Lui ... c'était une autre paire de manches. Il n'était pas réputé pour être très apprécié des gens qui le connaissaient. Et puis, il rentrait avec Thes meurtrie; on pouvait le croire responsable. Mais surtout, il n'aimait pas l'idée de se remettre entre d'autres mains, de dépendre d'eux, de ... leur devoir quelque chose, de vivre enfermé entre ces murs ... et puis, les gens faisaient toujours preuve d'une curiosité maladive qui le répugnait ... il entendait déjà les questions ... tellement de questions ... il les imaginait déjà piailler, caqueter, jacasser ... il en soupira d'ennui. Non, décidément, il n'avait surtout pas envie de se retrouver confiné avec ces gens-là; son état s'aggraverait probablement. La rousse avait le potentiel pour supporter cela. Pas lui. Non, il se remettrait bien mieux, à l'écart du monde qui se disait civilisé. Il avait de quoi se nourrir plusieurs jours, de quoi se soigner ... il n'avait pas besoin d'aller se perdre à Saint-Aignan. Il la regarda encore brièvement. Il aurait mieux valu qu'elle ne se fasse pas trimballer de la sorte, mais ... elle s'en sortirait. Il le savait. Il le sentait. Il aurait pu lui écrire quelque chose pour expliquer ce qu'il avait fait, mais ... il jugeait les mots inutiles. Tout ce qui comptait, c'était qu'Eframm soit mort, et qu'eux soient en vie. Du reste ... pourquoi chercher plus loin ? Il donna quelques coups sourds à la porte de l'auberge, puis s'éloigna sans attendre son reste, disparaissant dans une ruelle avant que le battant ne s'ouvrît.
Et c'est ainsi que, seul, il reprit le chemin de son campement dans la forêt. Il savait qu'ici l'attendait enfin la quiétude. Il allait soigner ses blessures. Reprendre l'entraînement. Puis, lorsqu'il serait remis ... il serait grand temps de retourner sur les chemins. De renouer avec son ancienne vie. Cela faisait plusieurs mois qu'il attendait cela, déjà. Il arriva à la minuscule clairière surélevée dans laquelle il avait posé sa tente. Les effets de son breuvage commençaient à diminuer, et la lassitude et la douleur reprenaient le dessus. Il raviva le feu, fit à nouveau chauffer de l'eau, se prépara une infusion, et enfila un autre habit, en meilleur état. Il s'attaqua ensuite à ses propres soins, en grimaçant, s'arrêtant de temps à autre pour boire sa boisson aux plantes. Lorsqu'il eût fini, il alla s'allonger avec reconnaissance sur sa paillasse. Malgré les souffrances et les peines endurées ce soir-là ... il avait l'impression ... d'avoir accompli quelque chose d'important. Mais ce fut tout pour ces belles pensées, car ... lui qui d'ordinaire avait souvent du mal à trouver le sommeil était si hagard et abruti d'épuisement, que l'instant d'après, il plongea dans un profond sommeil, son plus long depuis de nombreuses années.
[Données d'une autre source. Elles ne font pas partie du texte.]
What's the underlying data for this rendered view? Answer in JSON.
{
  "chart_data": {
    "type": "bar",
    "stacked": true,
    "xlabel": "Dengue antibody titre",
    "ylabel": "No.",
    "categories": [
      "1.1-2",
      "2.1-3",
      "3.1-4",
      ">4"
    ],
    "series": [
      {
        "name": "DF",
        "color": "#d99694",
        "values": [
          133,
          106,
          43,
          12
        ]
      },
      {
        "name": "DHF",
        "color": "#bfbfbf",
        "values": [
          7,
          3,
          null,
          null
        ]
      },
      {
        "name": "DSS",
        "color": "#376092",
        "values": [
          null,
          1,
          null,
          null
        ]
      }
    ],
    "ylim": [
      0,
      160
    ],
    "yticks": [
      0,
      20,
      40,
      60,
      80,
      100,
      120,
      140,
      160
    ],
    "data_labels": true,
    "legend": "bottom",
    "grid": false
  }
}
Pour les protagonistes (enfin, pour la plupart), certes, la vie continuait. Mais c'était pourtant bien une page, une page sanglante qui venait d'être tournée. Et c'est ainsi que cette histoire qui s'était jouée dans la tristesse et dans la violence du commencement au dénouement connut une fin somme toute ... souriante. Impossible de savoir ce que la suite leur réservait; mais la menace du nom d'Eframm avait été définitivement écartée.